Jeans, a T-shirt, a gold chain, Nike sneakers and socks.
Theres no reason to go to the tracks or to view the bodies. It would be in your best interest to go home.
At her residence, friends consoled Linda. Her daughter arrived. She called the dispatcher at the railroad where her husband worked and left a message for him to contact her and come home.
Larry called. Linda, has something happened to your mom? Is it one of the kids? Is it Alicia?
No. No. No.
Is it Kevin? Did something happen to Kevin?
Larry, I think hes dead.
Ill be home as soon as I can.
As the identities of the corpses had not officially been confirmed, Linda clung to the belief that Kevin was OK. It was all a case of mistaken identity.
Pale and trembling, Larry arrived in a car, which he almost fell out of. Friends propped him up and helped him into the house. For privacy, the couple went into a bedroom with their daughter.
What are we going to do? Larry asked.
Feeling completely helpless, but knowing that she had to be strong for her husband, whom she had never seen in such a state, she said, I dont know, Larry, but well get through this somehow. We can do it.
Throughout the night, Larry sobbed and cried for help. Unable to sleep or to comprehend what was going on, Linda remained numb with shock.
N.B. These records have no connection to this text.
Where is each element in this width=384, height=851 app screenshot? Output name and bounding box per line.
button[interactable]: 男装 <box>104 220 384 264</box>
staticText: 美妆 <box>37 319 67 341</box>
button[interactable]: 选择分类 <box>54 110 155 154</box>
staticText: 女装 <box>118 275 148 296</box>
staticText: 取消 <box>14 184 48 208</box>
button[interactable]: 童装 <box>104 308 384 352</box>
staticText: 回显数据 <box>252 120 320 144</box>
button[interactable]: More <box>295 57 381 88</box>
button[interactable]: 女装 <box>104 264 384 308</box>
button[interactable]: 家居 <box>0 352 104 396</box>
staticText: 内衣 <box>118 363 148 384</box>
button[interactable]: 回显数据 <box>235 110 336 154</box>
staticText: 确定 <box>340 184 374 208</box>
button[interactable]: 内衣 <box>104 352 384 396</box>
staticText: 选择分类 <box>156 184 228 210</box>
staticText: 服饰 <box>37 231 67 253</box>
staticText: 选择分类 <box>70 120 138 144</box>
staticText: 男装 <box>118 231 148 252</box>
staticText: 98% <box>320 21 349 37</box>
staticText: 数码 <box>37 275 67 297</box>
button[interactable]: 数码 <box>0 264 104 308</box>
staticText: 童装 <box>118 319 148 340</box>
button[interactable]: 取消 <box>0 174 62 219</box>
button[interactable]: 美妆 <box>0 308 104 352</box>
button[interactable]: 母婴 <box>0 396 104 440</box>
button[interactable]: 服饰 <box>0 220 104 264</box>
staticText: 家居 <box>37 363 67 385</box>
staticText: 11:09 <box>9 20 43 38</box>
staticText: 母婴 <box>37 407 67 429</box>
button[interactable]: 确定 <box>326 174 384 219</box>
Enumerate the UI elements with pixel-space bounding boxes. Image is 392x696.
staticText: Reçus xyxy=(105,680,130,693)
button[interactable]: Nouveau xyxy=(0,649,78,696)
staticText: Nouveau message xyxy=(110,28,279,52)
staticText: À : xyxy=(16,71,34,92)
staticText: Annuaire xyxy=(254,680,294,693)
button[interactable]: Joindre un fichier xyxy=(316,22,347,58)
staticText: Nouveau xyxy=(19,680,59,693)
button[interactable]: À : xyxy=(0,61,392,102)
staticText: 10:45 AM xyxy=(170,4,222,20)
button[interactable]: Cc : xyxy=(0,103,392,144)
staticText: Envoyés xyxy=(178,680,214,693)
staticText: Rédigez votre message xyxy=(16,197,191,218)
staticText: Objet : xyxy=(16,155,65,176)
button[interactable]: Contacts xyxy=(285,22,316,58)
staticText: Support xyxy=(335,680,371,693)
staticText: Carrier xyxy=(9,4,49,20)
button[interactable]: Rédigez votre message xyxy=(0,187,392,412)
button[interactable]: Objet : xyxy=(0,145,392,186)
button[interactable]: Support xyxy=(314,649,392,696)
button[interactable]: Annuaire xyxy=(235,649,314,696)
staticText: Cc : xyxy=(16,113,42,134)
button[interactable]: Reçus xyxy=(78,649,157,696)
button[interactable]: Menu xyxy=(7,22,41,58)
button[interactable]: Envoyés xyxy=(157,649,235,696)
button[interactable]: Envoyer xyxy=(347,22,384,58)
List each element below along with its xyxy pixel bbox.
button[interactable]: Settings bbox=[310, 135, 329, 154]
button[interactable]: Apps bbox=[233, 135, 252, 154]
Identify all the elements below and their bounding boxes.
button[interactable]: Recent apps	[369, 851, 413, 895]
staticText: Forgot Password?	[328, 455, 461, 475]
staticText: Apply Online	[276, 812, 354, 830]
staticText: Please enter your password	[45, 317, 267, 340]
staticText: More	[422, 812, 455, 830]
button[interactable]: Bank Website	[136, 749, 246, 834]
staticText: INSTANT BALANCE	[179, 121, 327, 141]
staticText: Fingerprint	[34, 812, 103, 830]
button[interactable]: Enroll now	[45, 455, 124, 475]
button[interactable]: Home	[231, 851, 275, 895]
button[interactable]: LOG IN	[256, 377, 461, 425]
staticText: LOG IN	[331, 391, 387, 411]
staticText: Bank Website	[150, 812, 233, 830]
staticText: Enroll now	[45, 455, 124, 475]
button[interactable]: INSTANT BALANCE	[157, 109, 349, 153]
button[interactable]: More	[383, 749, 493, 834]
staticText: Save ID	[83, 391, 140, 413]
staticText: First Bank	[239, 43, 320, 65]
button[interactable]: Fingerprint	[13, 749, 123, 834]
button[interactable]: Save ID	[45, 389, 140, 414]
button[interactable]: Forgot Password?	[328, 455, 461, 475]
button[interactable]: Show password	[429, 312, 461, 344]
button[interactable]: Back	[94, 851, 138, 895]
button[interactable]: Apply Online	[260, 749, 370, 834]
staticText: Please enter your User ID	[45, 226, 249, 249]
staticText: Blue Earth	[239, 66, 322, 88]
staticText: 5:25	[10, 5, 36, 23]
In the following days, the authorities explained that the boys had been fatally run over by a train at approximately 4 AM. Travelling at 50 mph, the train had dragged their bodies for over half a mile. As 1.9 grams of cannabis had been found in Kevins trousers, the police theorised that the stoned boys had either died accidentally or had killed themselves in a suicide pact.
Having raised Kevin to always be aware of trains, Larry doubted the accident theory. Two months earlier, Larry had been the engineer on the train that had now run over the boys. If he hadnt been transferred, he would have seen the tragedy. As for suicide: Kevin didnt suffer from depression. In fact, both boys loved life.
Curtis instinctively felt that the police had missed something, either accidentally or perhaps they were withholding information. If the police had done such a thorough investigation, why had they left Kevins foot out there for two days in plain sight? Dons parents dismissed both theories. Getting stoned didnt drive people to suicide or any such extremes of behaviour.
Curtis asked a friend, a hunter, to examine the tracks. The friend returned dismayed. He had found little blood, which didnt happen at the scene of freshly killed animals. Linda didnt yet know about the lack of blood, but it had been spotted by the medical staff who had attended the tragedy, the train crew and the police. The tiny amount of blood found ten minutes after the impact of the train was purple not red, and the body parts were pale. If the boys had been dismembered, fresh red blood should have been everywhere.